How does Microsoft ensure responsible use of AI in prompts and agents?
All AI interactions—including interactions involving the code interpreter—adhere to Microsoft’s Responsible AI principles, such as transparency, accountability, and reliability. Prompts are logged, monitored, and can be reviewed for traceability and compliance.
Are models trained on customer data or executed code?
No. Microsoft doesn't use customer data or executed code from code interpreter sessions to train models. All data is processed in compliance with Microsoft’s data handling commitments under the Microsoft Products and Services Data Protection Addendum (DPA).
Can users inadvertently exfiltrate sensitive information through prompts?

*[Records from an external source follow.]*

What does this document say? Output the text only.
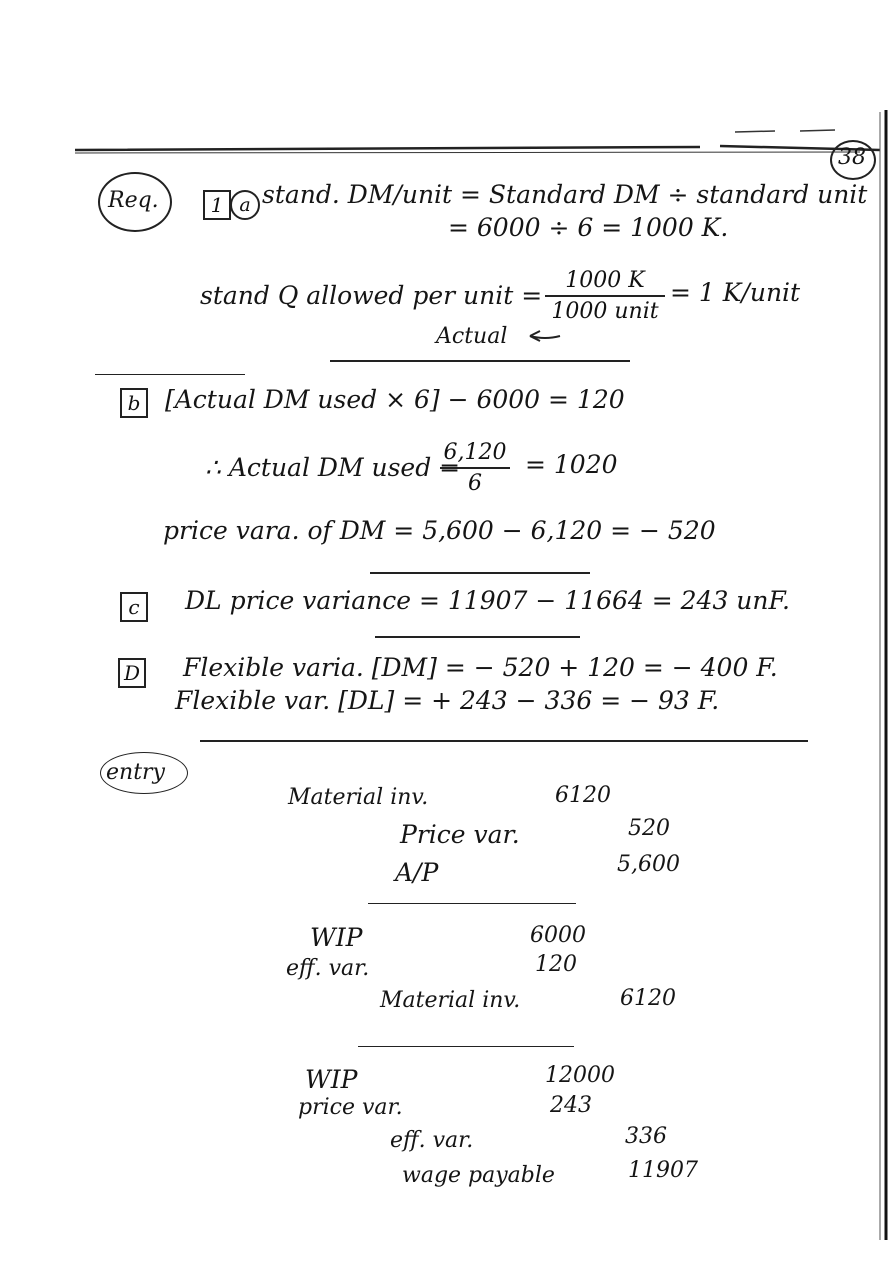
38
Req.	1 a stand. DM/unit = Standard DM ÷ standard unit
= 6000 ÷ 6 = 1000 K.
stand Q allowed per unit =
1000 K
1000 unit
= 1 K/unit
Actual
b [Actual DM used × 6] − 6000 = 120
∴ Actual DM used =
6,120
6
= 1020
price vara. of DM = 5,600 − 6,120 = − 520
c	DL price variance = 11907 − 11664 = 243 unF.
D Flexible varia. [DM] = − 520 + 120 = − 400 F.
Flexible var. [DL] = + 243 − 336 = − 93 F.
entry
Material inv.	6120
Price var.	520
A/P	5,600
WIP	6000
eff. var.	120
Material inv.	6120
WIP	12000
price var.	243
eff. var.	336
wage payable	11907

Enterprise customers are encouraged to implement guardrails such as input validation, prompt design guidance, and usage policies. Copilot Studio also integrates with data policies and compliance tooling within Power Platform to reduce risk of data leakage.
What safeguards are in place to prevent misuse of code interpreter by users?
Admins can restrict access at the environment level and review prompt activity. Further, AI-generated code execution is sandboxed with no access to internal systems or networks, and prompt capabilities are limited to permitted data/file boundaries.
How can customers ensure explainability and traceability of code interpreter actions?
Prompt inputs, generated code, outputs (for example, files), and prompt execution traces are all available for audit and reviews. This supports regulatory compliance and transparency in AI-assisted workflows.
Does code interpreter support sovereign cloud or data residency controls?
Currently, code interpreter is available in public clouds. Support for sovereign clouds (for example, GCC, GCC High) isn't yet available. Data residency commitments align with Power Platform regional availability.